Газета "Вестник" №43 - 2011 г.
Под сенью оптинских преподобных
Благословенная Оптина! Как много страждущих, больных душой и телом, находили приют в твоих стенах! Тебя величали духовным оазисом, обителью израненных душ... И сейчас продолжают притекать к тебе страждущие в поисках утешения и спасения. И слова Оптинского старца Иосифа звучат так, будто сказаны они не в девятнадцатом веке, а сегодня, сейчас: «Верую в то, что каждый приходящий в Оптину Пустынь в крайней своей потребности найдёт удовлетворение Милостью Божией... за молитвы великих наших Отец».
И каждый, кто побывал здесь, может повторить слова святителя Игнатия Брянчанинова: «Благословенная Оптина не выходит из моей памяти... и скит с его вдохновенной тишиной...шум сосен, когда ветер начнет ходить по их вершинам...»
Обитель великих старцев, утешителей земли Российской, ты восстала из руин. Тебя уничтожали, стирали с лица земли, разрушая твои храмы, разбивая колокола, разоряя кельи старцев и даже их надгробия, терзая святую землю гусеницами тракторов, чтобы уничтожить, стереть даже память об Оптиной Пустыни.
А ты воскресла, возродилась и снова принимаешь в свои объятия странников земных. И преподобные старцы Оптинские - вчера и днесь - с нами! Слышат молитвы и отвечают на них!
Когда надгробия старцев разрушили, а могилки сровняли с землей, люди продолжали притекать к месту их упокоения, молиться и плакать.
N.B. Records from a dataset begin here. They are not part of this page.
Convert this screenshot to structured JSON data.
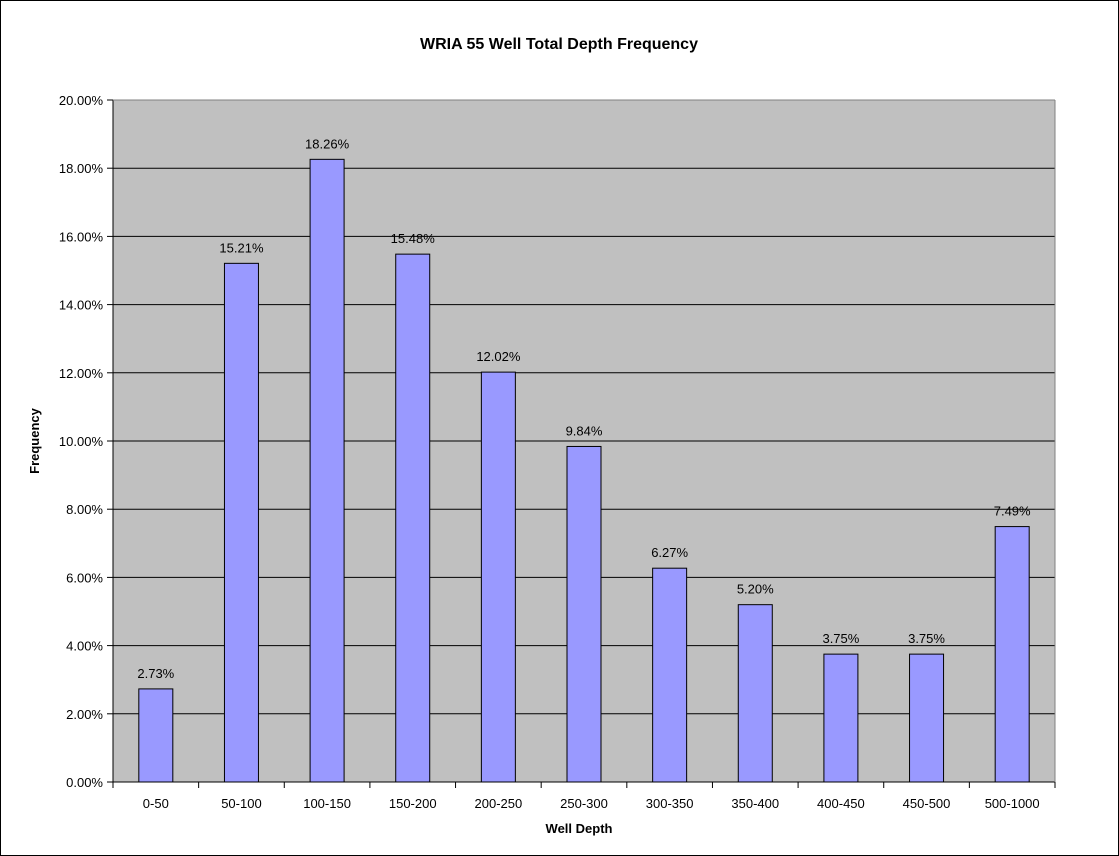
{
  "chart_data": {
    "type": "bar",
    "title": "WRIA 55 Well Total Depth Frequency",
    "xlabel": "Well Depth",
    "ylabel": "Frequency",
    "categories": [
      "0-50",
      "50-100",
      "100-150",
      "150-200",
      "200-250",
      "250-300",
      "300-350",
      "350-400",
      "400-450",
      "450-500",
      "500-1000"
    ],
    "values": [
      2.73,
      15.21,
      18.26,
      15.48,
      12.02,
      9.84,
      6.27,
      5.2,
      3.75,
      3.75,
      7.49
    ],
    "value_labels": [
      "2.73%",
      "15.21%",
      "18.26%",
      "15.48%",
      "12.02%",
      "9.84%",
      "6.27%",
      "5.20%",
      "3.75%",
      "3.75%",
      "7.49%"
    ],
    "ylim": [
      0,
      20
    ],
    "yticks": [
      0,
      2,
      4,
      6,
      8,
      10,
      12,
      14,
      16,
      18,
      20
    ],
    "ytick_labels": [
      "0.00%",
      "2.00%",
      "4.00%",
      "6.00%",
      "8.00%",
      "10.00%",
      "12.00%",
      "14.00%",
      "16.00%",
      "18.00%",
      "20.00%"
    ],
    "grid": true,
    "legend": "none",
    "colors": {
      "bar_fill": "#9999ff",
      "bar_stroke": "#000000",
      "plot_background": "#c0c0c0",
      "gridline": "#000000"
    }
  }
}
Елена Станиславовна, будущий экскурсовод краеведческого музея, а тогда еще просто молоденькая девушка, приехав в Оптину в восьмидесятые годы, увидела на месте бывших могилок ровную траву. Но на этой траве, на месте упокоения Оптинского старца Амвросия, был шишечками выложен крест. И люди приезжали поклониться старцу.
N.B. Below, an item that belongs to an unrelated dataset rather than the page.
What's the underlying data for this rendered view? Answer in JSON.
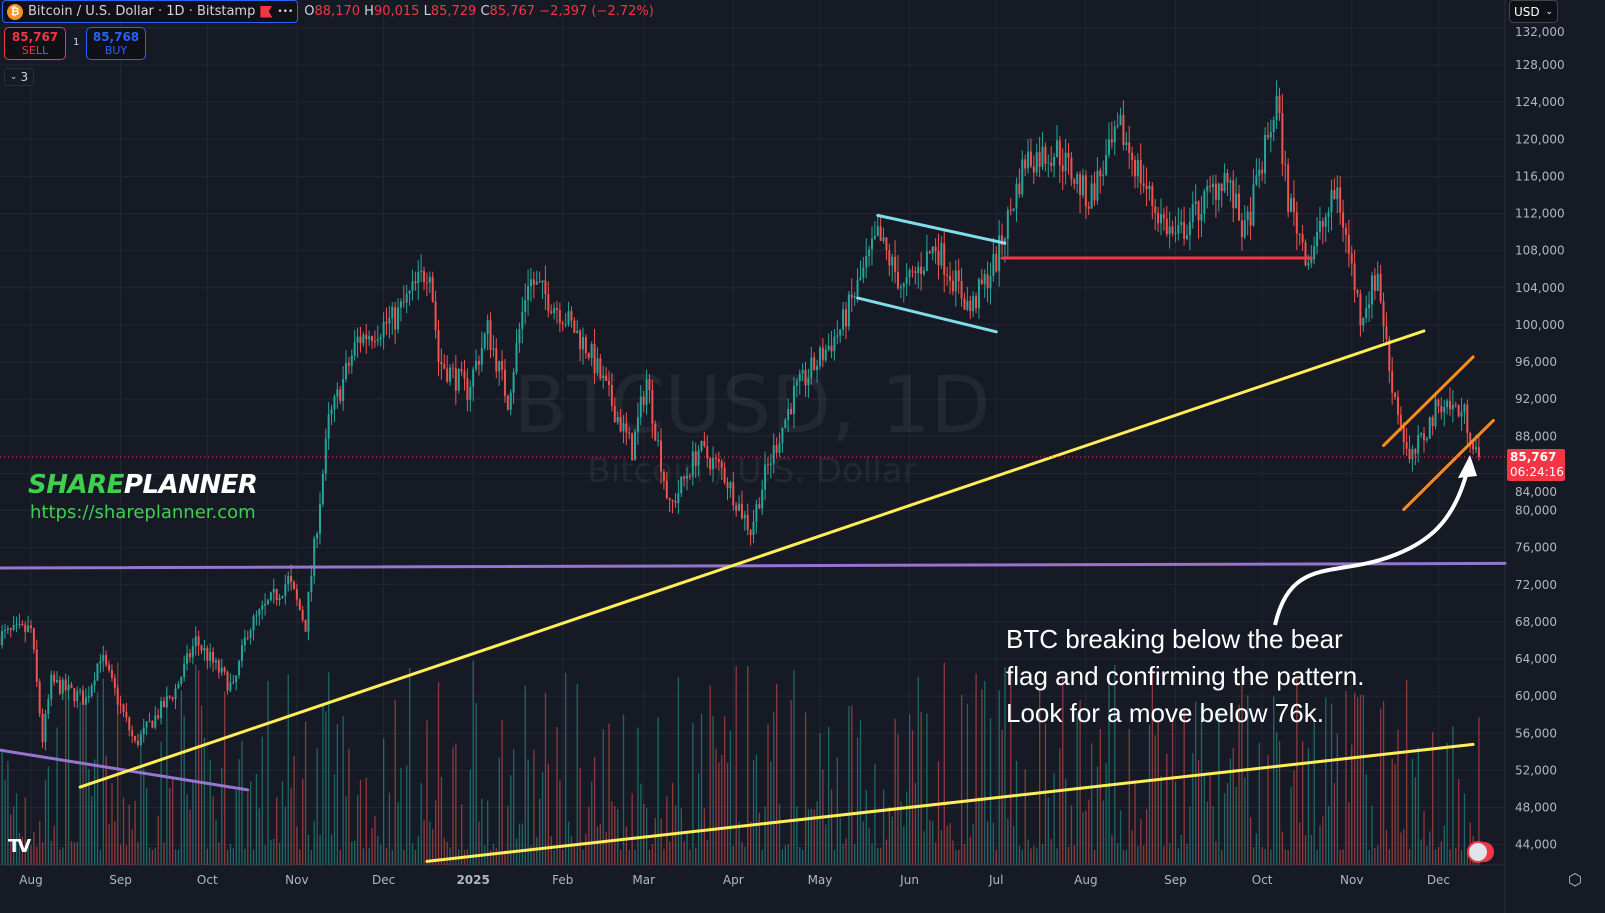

Через несколько месяцев Елена снова побывала на могиле. Шишечек уже не было, но крест был выложен камушками. Так и продолжалось. Безбожники снова и снова пытались стереть из памяти людей и с лица земли святые могилы, а верующие приходили и вновь обозначали места упокоения старцев. В следующий раз Елена не увидела ни шишечек, ни камушков. Но крестик на могилке преподобного Амвросия снова был. Теперь он был выложен из песка.
Когда Елена вошла в скит, то не увидела никакой ограды, здесь жили обычные мирские люди. Они жили прямо в храме преподобного Льва Катанского, а в храме святого Иоанна Предтечи был музей. По стенам храма были развешены портреты Толстого, экспозиции краеведческого музея, а в алтаре поставили рояль из бывшего имения Оболенских.
Советской власти было ненавистно даже само имя Оптиной Пустыни - когда-то, на заседании Оптинской (!) ячейки РКП(б), даже решался вопрос о переименовании монастыря в поселок имени А.В. Луначарского. Экскурсоводы проводили экскурсии на тему «Реакционная сущность Оптинского старчества». Рассказывали о том, как вредно призывать народ к смирению, кротости и терпению. О том, как мешает вера в Бога прогрессу человечества. В перевернутом безбожном мире добродетели превращались в недостатки.
Комсомольский вожак Михал Михалыч, историк по образованию, водил большие экскурсии и громко ругал монастырь и монахов, цитируя письмо старца Амвросия, в котором он будто бы призывал монахинь «стрелять, стрелять и стрелять в крестьян, рубивших дрова в монастырской роще».
Елена слушала и поражалась: неужели Оптинские старцы на самом деле были так кровожадны? Так опасны для этого самого прогресса человечества?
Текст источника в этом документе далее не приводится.